Flüchtlingskinder im Abseits
9. September 2014Unbeschwert toben, Hobbys haben, Freunde finden: Das ist für die meisten Jungen und Mädchen in Deutschland normal. Für Flüchtlingskinder sieht die Welt oft ganz anders aus. Kaum Privatsphäre, ein Leben unter Fremden, Dolmetscher bei Behördengängen, Benachteiligung in vielen Lebensbereichen, so das Ergebnis der Studie "In erster Linie Kinder - Flüchtlingskinder in Deutschland", die vom Bundesfachverband "Unbegleitete minderjährige Flüchtlinge" im Auftrag des UN-Kinderhilfswerks Unicef erstellt wurde.

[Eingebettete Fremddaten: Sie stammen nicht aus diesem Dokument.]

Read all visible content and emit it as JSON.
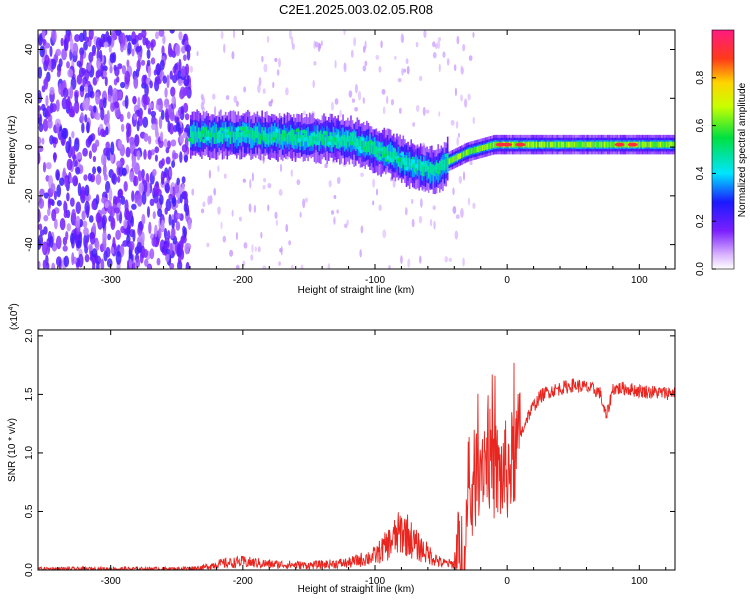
{
  "title": "C2E1.2025.003.02.05.R08",
  "colors": {
    "line": "#e8251f",
    "axes": "#000000",
    "background": "#ffffff"
  },
  "chart_data": [
    {
      "type": "heatmap",
      "xlabel": "Height of straight line (km)",
      "ylabel": "Frequency (Hz)",
      "xlim": [
        -355,
        127
      ],
      "ylim": [
        -50,
        48
      ],
      "xticks": [
        -300,
        -200,
        -100,
        0,
        100
      ],
      "yticks": [
        -40,
        -20,
        0,
        20,
        40
      ],
      "xtick_labels": [
        "-300",
        "-200",
        "-100",
        "0",
        "100"
      ],
      "ytick_labels": [
        "-40",
        "-20",
        "0",
        "20",
        "40"
      ],
      "colorbar": {
        "label": "Normalized spectral amplitude",
        "range": [
          0,
          1
        ],
        "ticks": [
          0,
          0.2,
          0.4,
          0.6,
          0.8
        ],
        "tick_labels": [
          "0.0",
          "0.2",
          "0.4",
          "0.6",
          "0.8"
        ],
        "colormap": "rainbow (violet-blue-cyan-green-yellow-red-magenta)"
      },
      "ridge": {
        "x": [
          -240,
          -200,
          -160,
          -120,
          -90,
          -70,
          -55,
          -45,
          -30,
          -10,
          0,
          40,
          80,
          127
        ],
        "frequency": [
          5,
          5,
          4,
          3,
          -3,
          -8,
          -10,
          -6,
          -2,
          1,
          1,
          1,
          1,
          1
        ]
      }
    },
    {
      "type": "line",
      "xlabel": "Height of straight line (km)",
      "ylabel": "SNR (10 * v/v)",
      "multiplier": "(x10",
      "multiplier_exp": "4",
      "multiplier_close": ")",
      "xlim": [
        -355,
        127
      ],
      "ylim": [
        0,
        2.05
      ],
      "xticks": [
        -300,
        -200,
        -100,
        0,
        100
      ],
      "yticks": [
        0,
        0.5,
        1.0,
        1.5,
        2.0
      ],
      "xtick_labels": [
        "-300",
        "-200",
        "-100",
        "0",
        "100"
      ],
      "ytick_labels": [
        "0.0",
        "0.5",
        "1.0",
        "1.5",
        "2.0"
      ],
      "series": [
        {
          "x": [
            -355,
            -300,
            -250,
            -230,
            -220,
            -200,
            -180,
            -150,
            -120,
            -100,
            -90,
            -80,
            -75,
            -70,
            -60,
            -50,
            -40,
            -35,
            -30,
            -25,
            -20,
            -15,
            -10,
            -5,
            0,
            5,
            10,
            15,
            20,
            25,
            30,
            40,
            50,
            60,
            70,
            75,
            80,
            90,
            100,
            110,
            120,
            127
          ],
          "values": [
            0.01,
            0.01,
            0.01,
            0.02,
            0.05,
            0.07,
            0.05,
            0.04,
            0.06,
            0.12,
            0.22,
            0.33,
            0.3,
            0.22,
            0.14,
            0.06,
            0.05,
            0.1,
            0.4,
            0.75,
            0.95,
            1.0,
            0.85,
            0.8,
            0.85,
            0.95,
            1.15,
            1.3,
            1.4,
            1.48,
            1.52,
            1.55,
            1.58,
            1.56,
            1.52,
            1.3,
            1.55,
            1.55,
            1.53,
            1.52,
            1.51,
            1.52
          ]
        }
      ]
    }
  ]
}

"Bei Flüchtlingskindern steht das Kindeswohl nicht an erster Stelle", sagte Thomas Berthold vom Bundesfachverband "Unbegleitete minderjährige Flüchtlinge" und Autor der Studie. "Im Bereich des Asyl- und Aufenthaltsrechts haben wir immer wieder festgestellt, dass Kinder sehr wenig gehört werden." Mehr noch: Häufig seien sie für die Familie Dolmetscher bei Behörden - eine Rolle, die sie oft überfordere. Sie erlebten ihre Eltern als hilflos und schwach und sich selbst als für die Aufenthaltssicherung der gesamten Familie verantwortlich. Diese Erfahrungen könnten eine kindgerechte Entwicklung behindern.
Zurücksetzung in allen Lebensbereichen
An behördlicher Unterstützung mangelt es laut Studie auch bei der Suche nach einem geeignetem Schul- oder Kitaplatz. Viele Kinder müssten monatelang darauf warten, zudem es gebe kaum Freizeitangebote für die Flüchtlingskinder. Oftmals lebten sie mit ihren Familien und Fremden jahrelang auf engem Raum in Gemeinschaftsunterkünften ohne Privatsphäre. Das sei vor allem für Jugendliche in der Pubertät schwierig, wenn diese eigentlich unabhängiger werden wollen. Auch eine angemessene medizinische Versorgung sei oftmals nicht gewährleistet. Die Hürde für medizinische Untersuchungen liege für die Familien hoch, da jeder Arztbesuch einzeln vom zuständigen Amt genehmigt werden müsse. Die Behandlung sei auf akute Erkrankungen und Schmerzzustände beschränkt.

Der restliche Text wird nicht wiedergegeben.